L’ascesa dei prezzi dello Zinco, iniziata a febbraio, è proseguita lentamente fino a metà aprile, per poi accelerare il passo da inizio maggio e superare, oggi, 3.063 $/Tonnellata, raggiungendo i massimi del giugno 2018.
In un contesto generale di aumento dei prezzi dei metalli di base, lo Zinco, pur non avendo ottenuto le stesse performance di rame, alluminio, nichel e stagno, ha però guadagnato il 7,7% rispetto a gennaio 2021, nonostante il settore dell’automotive, che da solo assorbe il 25% del consumo mondiale, stenti a riprendersi.

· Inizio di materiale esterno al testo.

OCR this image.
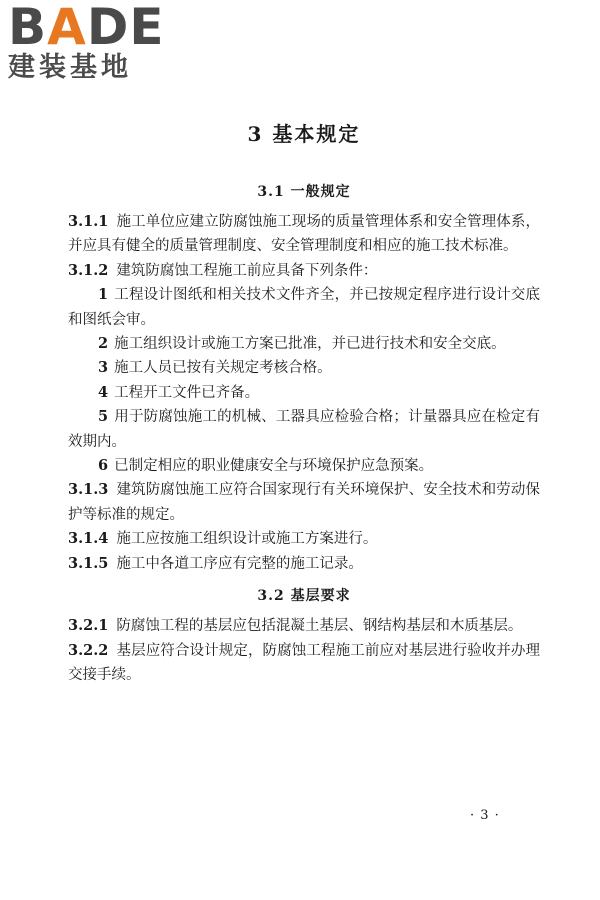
BADE
建装基地
3 基本规定
3.1 一般规定

3.1.1 施工单位应建立防腐蚀施工现场的质量管理体系和安全管理体系，并应具有健全的质量管理制度、安全管理制度和相应的施工技术标准。

3.1.2 建筑防腐蚀工程施工前应具备下列条件：

1 工程设计图纸和相关技术文件齐全，并已按规定程序进行设计交底和图纸会审。

2 施工组织设计或施工方案已批准，并已进行技术和安全交底。

3 施工人员已按有关规定考核合格。

4 工程开工文件已齐备。

5 用于防腐蚀施工的机械、工器具应检验合格；计量器具应在检定有效期内。

6 已制定相应的职业健康安全与环境保护应急预案。

3.1.3 建筑防腐蚀施工应符合国家现行有关环境保护、安全技术和劳动保护等标准的规定。

3.1.4 施工应按施工组织设计或施工方案进行。

3.1.5 施工中各道工序应有完整的施工记录。

3.2 基层要求

3.2.1 防腐蚀工程的基层应包括混凝土基层、钢结构基层和木质基层。

3.2.2 基层应符合设计规定，防腐蚀工程施工前应对基层进行验收并办理交接手续。

· 3 ·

Ora che ha superato la barriera dei 3.000 $/Tonnellata, cosa può accadere? Questo è l’interrogativo che gli operatori si pongono. Continuerà l’ascesa, oppure l’attuale surplus di 350.000 tonnellate, stimato dall’ILZSG, sarà un freno?

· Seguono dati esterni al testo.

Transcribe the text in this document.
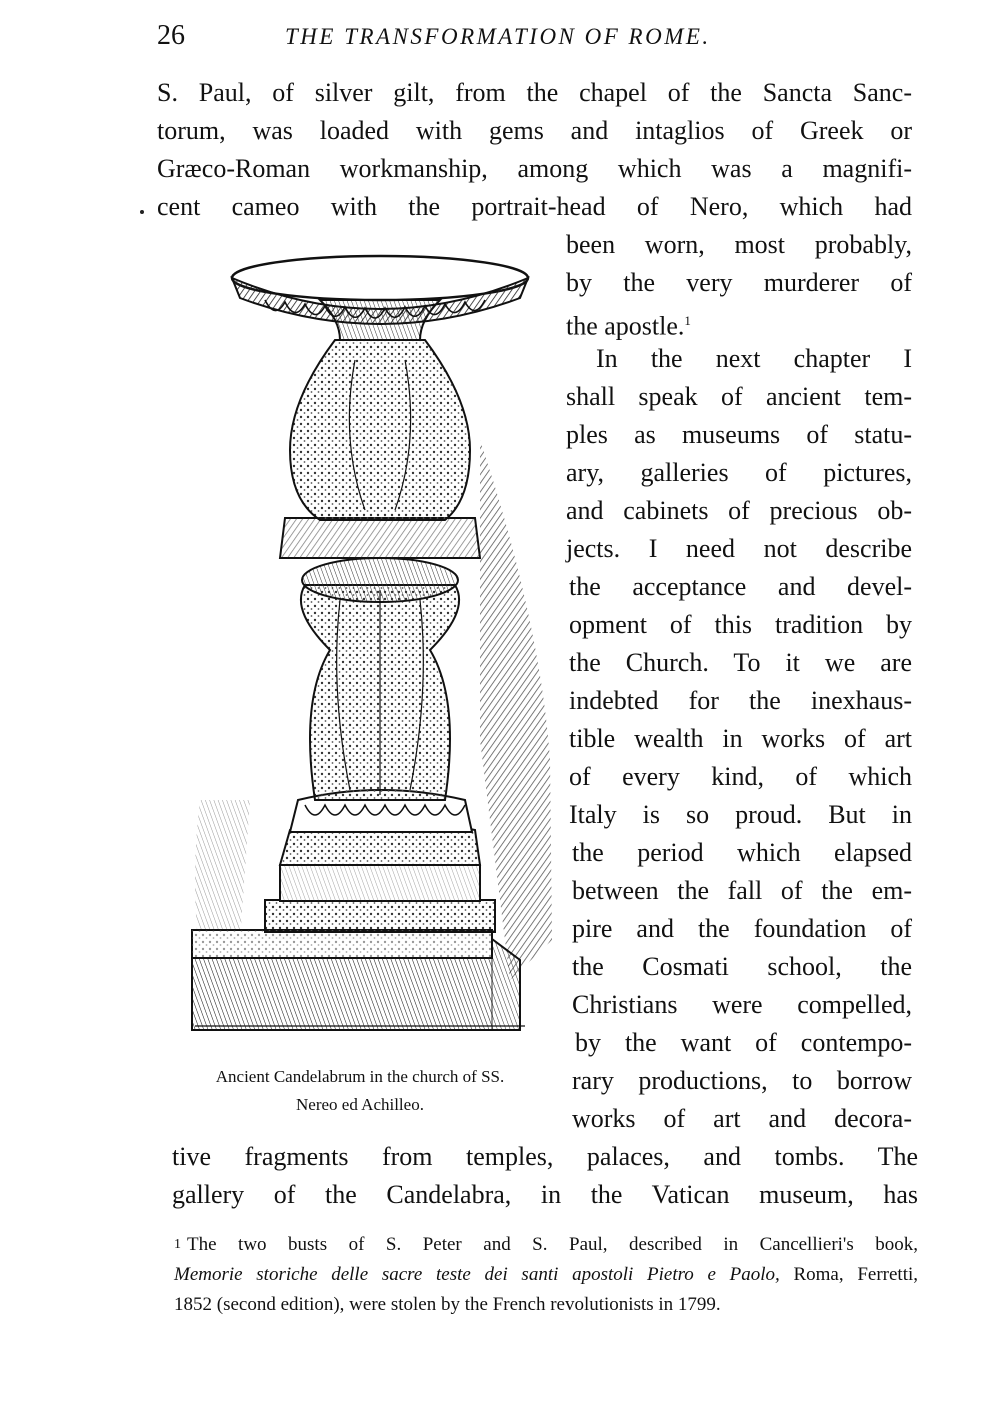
26	THE TRANSFORMATION OF ROME.
S. Paul, of silver gilt, from the chapel of the Sancta Sanc-
torum, was loaded with gems and intaglios of Greek or
Græco-Roman workmanship, among which was a magnifi-
cent cameo with the portrait-head of Nero, which had
been worn, most probably,
by the very murderer of
the apostle.$^1$
In the next chapter I
shall speak of ancient tem-
ples as museums of statu-
ary, galleries of pictures,
and cabinets of precious ob-
jects. I need not describe
the acceptance and devel-
opment of this tradition by
the Church. To it we are
indebted for the inexhaus-
tible wealth in works of art
of every kind, of which
Italy is so proud. But in
the period which elapsed
between the fall of the em-
pire and the foundation of
the Cosmati school, the
Christians were compelled,
by the want of contempo-
rary productions, to borrow
works of art and decora-
tive fragments from temples, palaces, and tombs. The
gallery of the Candelabra, in the Vatican museum, has
Ancient Candelabrum in the church of SS.
Nereo ed Achilleo.
$^1$ The two busts of S. Peter and S. Paul, described in Cancellieri's book,
Memorie storiche delle sacre teste dei santi apostoli Pietro e Paolo, Roma, Ferretti,
1852 (second edition), were stolen by the French revolutionists in 1799.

Inoltre, c’è da segnalare l’entrata sulla scena dei Fondi Internazionali d’Investimento che si stanno interessando allo Zinco e ciò porta a due considerazioni: da un lato il forte impulso ai consumi di acciaio – settore che assorbe il 50% del consumo mondiale di Zinco – quale conseguenza degli enormi investimenti in infrastrutture previsti in gran parte del mondo, e dall’altro la necessità di fronteggiare i paventati effetti inflazionistici.
In questa ottica, l’attuale surplus stimato nel 2,3% del consumo mondiale può essere facilmente riassorbito e, anzi, ribaltato.
A quanto sopra potrebbe aggiungersi un altro effetto favorevole all’accelerazione se, come già avvenuto per il rame in Cina, i produttori cinesi si vedranno costretti a ridurre la produzione di Zinco a seguito delle basse spese di trasformazione dovute alla carenza di minerali.